91 per cent of security leaders report their ransomware protection levels to the board, with 86 per cent reporting that ransomware protection is a budgeted priority for 2022.

Increase on Claims

Along with the proliferation of ransomware has come the increase in frequency and value for cyber insurance claims, with many insurance providers increasing their premium prices and turning away prospects without sufficient cyber security precautions in place. In the UK alone, the cost of cover grew by 92 per cent in the fourth quarter of 2021 alone.

Changes in insurance practices leave businesses in a very tricky position, as cyber insurance is fast becoming one of the main conditions of doing business in a large variety of sectors. Cyber insurance has become the price of admission for the partner ecosystem. Many insurers resolve the issue by requiring some form of verification that the business is taking all correct cyber hygiene measures to effectively price and allocate cover.

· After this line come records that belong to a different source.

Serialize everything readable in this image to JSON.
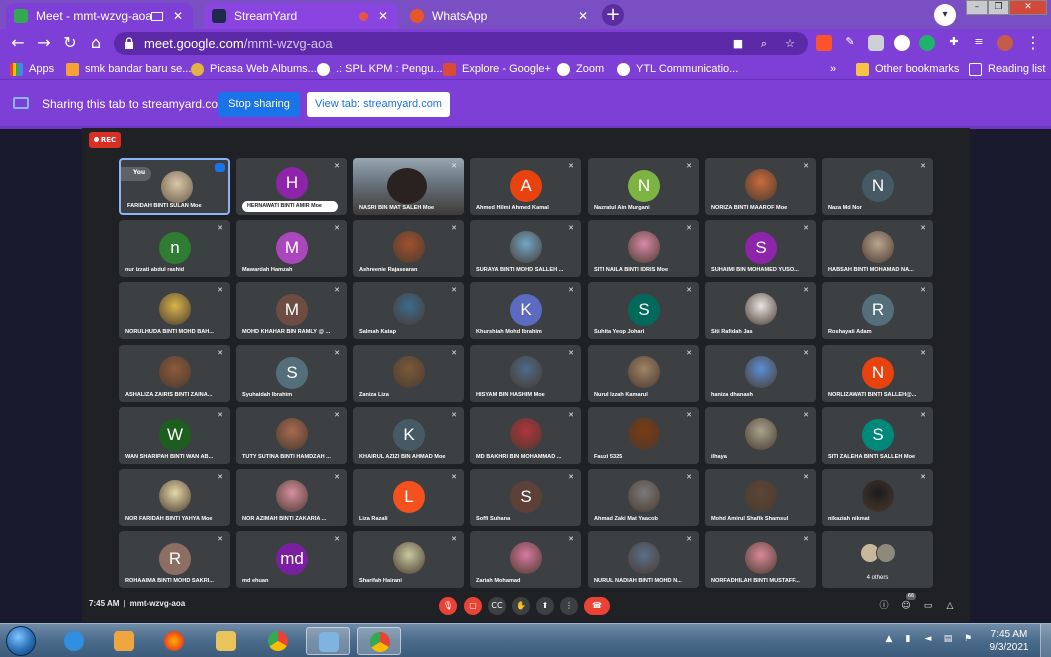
{
  "browser": {
    "tabs": [
      {
        "label": "Meet - mmt-wzvg-aoa",
        "favicon_color": "#34a853"
      },
      {
        "label": "StreamYard",
        "favicon_color": "#1d2a4d"
      },
      {
        "label": "WhatsApp",
        "favicon_color": "#e8572a"
      }
    ],
    "new_tab_symbol": "+",
    "profile_symbol": "▾",
    "window_buttons": [
      "–",
      "❐",
      "✕"
    ],
    "url_host": "meet.google.com",
    "url_path": "/mmt-wzvg-aoa",
    "nav": {
      "back": "←",
      "forward": "→",
      "reload": "↻",
      "home": "⌂"
    },
    "menu_symbol": "⋮"
  },
  "bookmarks": {
    "apps_label": "Apps",
    "items": [
      {
        "label": "smk bandar baru se...",
        "color": "#f4a235"
      },
      {
        "label": "Picasa Web Albums...",
        "color": "#e4b440"
      },
      {
        "label": ".: SPL KPM : Pengu...",
        "color": "#ffffff"
      },
      {
        "label": "Explore - Google+",
        "color": "#db4a39"
      },
      {
        "label": "Zoom",
        "color": "#ffffff"
      },
      {
        "label": "YTL Communicatio...",
        "color": "#ffffff"
      }
    ],
    "overflow": "»",
    "other_label": "Other bookmarks",
    "reading_list_label": "Reading list"
  },
  "sharing": {
    "text": "Sharing this tab to streamyard.com",
    "stop_label": "Stop sharing",
    "view_label": "View tab: streamyard.com"
  },
  "meet": {
    "rec_label": "REC",
    "self": {
      "you_label": "You",
      "name": "FARIDAH BINTI SULAN Moe"
    },
    "participants": [
      {
        "name": "FARIDAH BINTI SULAN Moe",
        "initial": "",
        "color": "",
        "kind": "self"
      },
      {
        "name": "HERNAWATI BINTI AMIR Moe",
        "initial": "H",
        "color": "#8e24aa",
        "kind": "pill"
      },
      {
        "name": "NASRI BIN MAT SALEH Moe",
        "initial": "",
        "color": "",
        "kind": "video"
      },
      {
        "name": "Ahmed Hilmi Ahmed Kamal",
        "initial": "A",
        "color": "#e8430f",
        "kind": "initial"
      },
      {
        "name": "Nazratul Ain Murgani",
        "initial": "N",
        "color": "#7cb342",
        "kind": "initial"
      },
      {
        "name": "NORIZA BINTI MAAROF Moe",
        "initial": "",
        "color": "#c96b3a",
        "kind": "photo"
      },
      {
        "name": "Naza Md Nor",
        "initial": "N",
        "color": "#455a64",
        "kind": "initial"
      },
      {
        "name": "nur izzati abdul rashid",
        "initial": "n",
        "color": "#2e7d32",
        "kind": "initial"
      },
      {
        "name": "Mawardah Hamzah",
        "initial": "M",
        "color": "#ab47bc",
        "kind": "initial"
      },
      {
        "name": "Ashreenie Rajasearan",
        "initial": "",
        "color": "#a0522d",
        "kind": "photo"
      },
      {
        "name": "SURAYA BINTI MOHD SALLEH ...",
        "initial": "",
        "color": "#6fa8c9",
        "kind": "photo"
      },
      {
        "name": "SITI NAILA BINTI IDRIS Moe",
        "initial": "",
        "color": "#d98aa8",
        "kind": "photo"
      },
      {
        "name": "SUHAIMI BIN MOHAMED YUSO...",
        "initial": "S",
        "color": "#8e24aa",
        "kind": "initial"
      },
      {
        "name": "HABSAH BINTI MOHAMAD NA...",
        "initial": "",
        "color": "#b9a690",
        "kind": "photo"
      },
      {
        "name": "NORULHUDA BINTI MOHD BAH...",
        "initial": "",
        "color": "#d9b54a",
        "kind": "photo"
      },
      {
        "name": "MOHD KHAHAR BIN RAMLY @ ...",
        "initial": "M",
        "color": "#6d4c41",
        "kind": "initial"
      },
      {
        "name": "Salmah Katap",
        "initial": "",
        "color": "#3a6b8f",
        "kind": "photo"
      },
      {
        "name": "Khurshiah Mohd Ibrahim",
        "initial": "K",
        "color": "#5c6bc0",
        "kind": "initial"
      },
      {
        "name": "Suhita Yeop Johari",
        "initial": "S",
        "color": "#00695c",
        "kind": "initial"
      },
      {
        "name": "Siti Rafidah Jas",
        "initial": "",
        "color": "#e8e4e0",
        "kind": "photo"
      },
      {
        "name": "Roshayati Adam",
        "initial": "R",
        "color": "#546e7a",
        "kind": "initial"
      },
      {
        "name": "ASHALIZA ZAIRIS BINTI ZAINA...",
        "initial": "",
        "color": "#8d5a3b",
        "kind": "photo"
      },
      {
        "name": "Syuhaidah Ibrahim",
        "initial": "S",
        "color": "#546e7a",
        "kind": "initial"
      },
      {
        "name": "Zaniza Liza",
        "initial": "",
        "color": "#7a5a3a",
        "kind": "photo"
      },
      {
        "name": "HISYAM BIN HASHIM Moe",
        "initial": "",
        "color": "#4a6b8a",
        "kind": "photo"
      },
      {
        "name": "Nurul Izzah Kamarul",
        "initial": "",
        "color": "#a08466",
        "kind": "photo"
      },
      {
        "name": "haniza dhanash",
        "initial": "",
        "color": "#5b8fd6",
        "kind": "photo"
      },
      {
        "name": "NORLIZAWATI BINTI SALLEH@...",
        "initial": "N",
        "color": "#e8430f",
        "kind": "initial"
      },
      {
        "name": "WAN SHARIPAH BINTI WAN AB...",
        "initial": "W",
        "color": "#1b5e20",
        "kind": "initial"
      },
      {
        "name": "TUTY SUTINA BINTI HAMDZAH ...",
        "initial": "",
        "color": "#a66b4f",
        "kind": "photo"
      },
      {
        "name": "KHAIRUL AZIZI BIN AHMAD Moe",
        "initial": "K",
        "color": "#455a64",
        "kind": "initial"
      },
      {
        "name": "MD BAKHRI BIN MOHAMMAD ...",
        "initial": "",
        "color": "#b0343c",
        "kind": "photo"
      },
      {
        "name": "Fauzi 5325",
        "initial": "",
        "color": "#7a3b12",
        "kind": "photo"
      },
      {
        "name": "ilhaya",
        "initial": "",
        "color": "#a8a48c",
        "kind": "photo"
      },
      {
        "name": "SITI ZALEHA BINTI SALLEH Moe",
        "initial": "S",
        "color": "#00897b",
        "kind": "initial"
      },
      {
        "name": "NOR FARIDAH BINTI YAHYA Moe",
        "initial": "",
        "color": "#e6d9a8",
        "kind": "photo"
      },
      {
        "name": "NOR AZIMAH BINTI ZAKARIA ...",
        "initial": "",
        "color": "#d78fa1",
        "kind": "photo"
      },
      {
        "name": "Liza Razali",
        "initial": "L",
        "color": "#f4511e",
        "kind": "initial"
      },
      {
        "name": "Soffi Suhana",
        "initial": "S",
        "color": "#5d4037",
        "kind": "initial"
      },
      {
        "name": "Ahmad Zaki Mat Yaacob",
        "initial": "",
        "color": "#7b7b7b",
        "kind": "photo"
      },
      {
        "name": "Mohd Amirul Shafik Shamsul",
        "initial": "",
        "color": "#5b4636",
        "kind": "photo"
      },
      {
        "name": "nikaziah nikmat",
        "initial": "",
        "color": "#1c1c1c",
        "kind": "photo"
      },
      {
        "name": "ROHAAIMA BINTI MOHD SAKRI...",
        "initial": "R",
        "color": "#8d6e63",
        "kind": "initial"
      },
      {
        "name": "md ehuan",
        "initial": "md",
        "color": "#7b1fa2",
        "kind": "initial"
      },
      {
        "name": "Sharifah Hairani",
        "initial": "",
        "color": "#c7c9a0",
        "kind": "photo"
      },
      {
        "name": "Zariah Mohamad",
        "initial": "",
        "color": "#d77aa0",
        "kind": "photo"
      },
      {
        "name": "NURUL NADIAH BINTI MOHD N...",
        "initial": "",
        "color": "#5a6f8a",
        "kind": "photo"
      },
      {
        "name": "NORFADHILAH BINTI MUSTAFF...",
        "initial": "",
        "color": "#d98a9a",
        "kind": "photo"
      },
      {
        "name": "4 others",
        "initial": "",
        "color": "",
        "kind": "others"
      }
    ],
    "bottom": {
      "time": "7:45 AM",
      "code": "mmt-wzvg-aoa",
      "people_count": "66"
    }
  },
  "taskbar": {
    "clock_time": "7:45 AM",
    "clock_date": "9/3/2021"
  }
}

This is akin to the shift seen in the automobile market with black box insurance.

When the Shift Happens

Businesses and organizations are now willing to make this shift, however many admit to not being ready as of yet. According to survey research, all security leaders are willing to demonstrate cyber security programme strength to their cyber insurers with data-driven metrics, but at a reduction of their cyber insurance premium. None are ready to do this immediately.

29 per cent of security leaders believe that they will be in the right position within the next 12 months, with 57 per cent believing that 13-24 months are more realistic. 14 per cent are not sure when they will be able to share their data. The financial industry is currently the most prepared within the next 12 months, followed by healthcare, utilities, life sciences, energy and finally retail.